Don’t forget DNS. This sounds obvious, but when you’re creating a new subdomain for an internal service, someone has to add the DNS entry. In my case, the agent forgot to add the Unbound alias and mcp-remote just threw ENOTFOUND errors. The fix was one small Terraform block:
resource "opnsense_unbound_host_alias" "prometheus_mcp_internal_sunbury_xyz_alias" {
override = opnsense_unbound_host_override.k3s_1_svc.id
enabled = true
hostname = "prometheus-mcp.internal"
domain = "sunbury.xyz"
}
Use 127.0.0.1 for the redirect URI. Pass --host 127.0.0.1 to mcp-remote and register http://127.0.0.1/oauth/callback in Authelia. Authelia’s loopback exception ignores the port during validation, so mcp-remote can use any available port.
The resource field must point to YOUR server. In the oauth-protected-resource discovery document, the resource field has to be the URL of your MCP server, not the OIDC provider’s issuer URL. The resource is what you’re protecting, not who’s doing the protecting.
SSE is deprecated. Use HTTP transport. I initially built this with SSE (Server-Sent Events) transport because that’s what the MCP server image defaulted to. The migration was a one-line change: PROMETHEUS_MCP_SERVER_TRANSPORT from "sse" to "http", and the URL in the Cursor config uses /mcp as the endpoint. Pass --transport http-only to mcp-remote to make sure it uses the streamable HTTP transport and doesn’t try to fall back to SSE.
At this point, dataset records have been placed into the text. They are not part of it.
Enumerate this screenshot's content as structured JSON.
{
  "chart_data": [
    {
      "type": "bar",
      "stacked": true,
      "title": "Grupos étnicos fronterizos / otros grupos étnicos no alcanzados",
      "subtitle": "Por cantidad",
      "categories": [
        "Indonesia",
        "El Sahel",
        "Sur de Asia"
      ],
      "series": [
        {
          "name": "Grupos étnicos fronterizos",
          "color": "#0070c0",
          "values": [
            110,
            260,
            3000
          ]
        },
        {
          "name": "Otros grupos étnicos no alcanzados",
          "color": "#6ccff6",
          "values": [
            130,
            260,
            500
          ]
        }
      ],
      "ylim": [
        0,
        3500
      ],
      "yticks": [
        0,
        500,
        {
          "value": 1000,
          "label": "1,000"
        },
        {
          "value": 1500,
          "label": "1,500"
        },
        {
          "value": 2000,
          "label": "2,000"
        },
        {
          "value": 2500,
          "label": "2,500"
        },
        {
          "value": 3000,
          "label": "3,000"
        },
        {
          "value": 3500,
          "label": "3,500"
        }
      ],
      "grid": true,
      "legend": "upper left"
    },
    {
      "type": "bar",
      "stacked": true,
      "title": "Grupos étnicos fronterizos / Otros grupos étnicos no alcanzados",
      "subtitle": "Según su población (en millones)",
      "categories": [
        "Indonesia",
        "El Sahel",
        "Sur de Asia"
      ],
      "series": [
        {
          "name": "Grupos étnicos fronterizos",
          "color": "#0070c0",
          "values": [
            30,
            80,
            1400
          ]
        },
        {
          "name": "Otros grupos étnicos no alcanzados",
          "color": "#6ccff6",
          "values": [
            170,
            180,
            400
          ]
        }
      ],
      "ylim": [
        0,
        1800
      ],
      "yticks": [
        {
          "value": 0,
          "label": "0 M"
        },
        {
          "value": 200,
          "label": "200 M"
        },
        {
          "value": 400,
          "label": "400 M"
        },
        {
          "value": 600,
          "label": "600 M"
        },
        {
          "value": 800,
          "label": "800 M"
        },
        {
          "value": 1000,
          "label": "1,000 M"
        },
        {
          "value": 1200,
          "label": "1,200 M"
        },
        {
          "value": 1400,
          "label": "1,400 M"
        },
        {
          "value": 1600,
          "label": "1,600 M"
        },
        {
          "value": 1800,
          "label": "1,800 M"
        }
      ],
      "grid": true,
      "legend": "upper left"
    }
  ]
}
What I’ve built here is binary auth: you’re either authenticated or you’re not. The MCP server doesn’t know or care who you are. It just knows someone with a valid Authelia session is asking for Prometheus data.
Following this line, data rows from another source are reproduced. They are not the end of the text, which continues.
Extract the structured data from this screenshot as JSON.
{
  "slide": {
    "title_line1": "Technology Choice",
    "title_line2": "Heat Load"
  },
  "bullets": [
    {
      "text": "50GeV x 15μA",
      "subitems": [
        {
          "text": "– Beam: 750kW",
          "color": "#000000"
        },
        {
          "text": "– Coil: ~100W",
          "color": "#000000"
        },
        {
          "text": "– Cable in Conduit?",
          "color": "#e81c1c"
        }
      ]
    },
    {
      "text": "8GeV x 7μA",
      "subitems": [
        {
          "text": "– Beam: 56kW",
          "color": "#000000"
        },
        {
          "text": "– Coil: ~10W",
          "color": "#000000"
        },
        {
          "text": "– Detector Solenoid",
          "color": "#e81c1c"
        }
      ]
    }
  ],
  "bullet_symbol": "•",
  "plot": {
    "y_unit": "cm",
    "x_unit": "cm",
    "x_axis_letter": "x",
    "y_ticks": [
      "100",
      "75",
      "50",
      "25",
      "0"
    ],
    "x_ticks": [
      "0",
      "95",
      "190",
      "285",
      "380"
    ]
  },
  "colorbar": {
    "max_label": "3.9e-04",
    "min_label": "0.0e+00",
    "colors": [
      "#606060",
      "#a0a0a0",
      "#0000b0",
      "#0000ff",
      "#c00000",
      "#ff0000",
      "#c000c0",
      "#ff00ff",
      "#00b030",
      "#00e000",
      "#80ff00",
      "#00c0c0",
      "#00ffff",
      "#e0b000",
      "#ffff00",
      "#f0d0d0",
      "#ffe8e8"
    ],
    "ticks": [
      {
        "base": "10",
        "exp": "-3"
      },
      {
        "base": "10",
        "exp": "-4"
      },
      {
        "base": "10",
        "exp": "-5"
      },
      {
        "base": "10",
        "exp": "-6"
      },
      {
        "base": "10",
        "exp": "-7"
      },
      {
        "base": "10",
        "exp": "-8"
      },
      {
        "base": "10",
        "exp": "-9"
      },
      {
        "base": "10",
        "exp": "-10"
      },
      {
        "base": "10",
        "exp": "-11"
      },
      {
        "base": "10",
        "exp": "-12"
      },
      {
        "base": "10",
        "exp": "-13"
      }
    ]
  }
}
But the real power of OAuth in front of MCP servers is per-user scoping. Imagine a Confluence MCP server behind Keycloak where the server receives the authenticated user’s identity and only returns pages that you have access to. Or a GitHub MCP server that scopes its responses to your repositories. Or an internal documentation server that respects team boundaries.
That’s the next step. This will also be of interest to us at TNG. I have previously written my own MCP server to be able to talk to Confluence. Now with this TNG might be able to run the MCP server remotely and everyone just uses Keycloak to sign in.
There’s also the question of ergonomics. Right now, the --static-oauth-client-info flag and the mcp-remote wrapper are necessary because Cursor doesn’t natively handle OAuth for arbitrary MCP servers. But that’s changing. Atlassian’s MCP server already uses Cursor’s built-in auth support. No mcp-remote needed, just a URL. For self-hosted setups like mine, the missing piece is dynamic client registration (RFC 7591). Instead of manually registering a client ID in Authelia, the MCP client would register itself on the fly. Authelia has this scheduled for version 4.40.0 (the current release is 4.39.x). Once that lands, the config could slim down to just a URL, identical to the Atlassian experience. No mcp-remote, no --static-oauth-client-info, no manual client registration.
If you’ve got an OIDC provider running (Authelia, Keycloak, Authentik, whatever), this is a very achievable project. The pattern is straightforward: nginx as a gateway that serves OAuth metadata and validates tokens, your MCP server unchanged behind it, mcp-remote on the client side handling the flow.
The config surface is small. The moving parts are well-understood. And the result is that your mcp.json stops being a secrets file.
I’m planning a longer post about the full homelab overhaul: the CI/CD pipeline, the migration from Portainer, getting Authelia working after years of failed attempts. Stay tuned for that.
In the meantime, what MCP servers are you running that could use proper auth? And if you’ve wired up something similar with Keycloak or Authentik, I’d love to hear how your setup differs.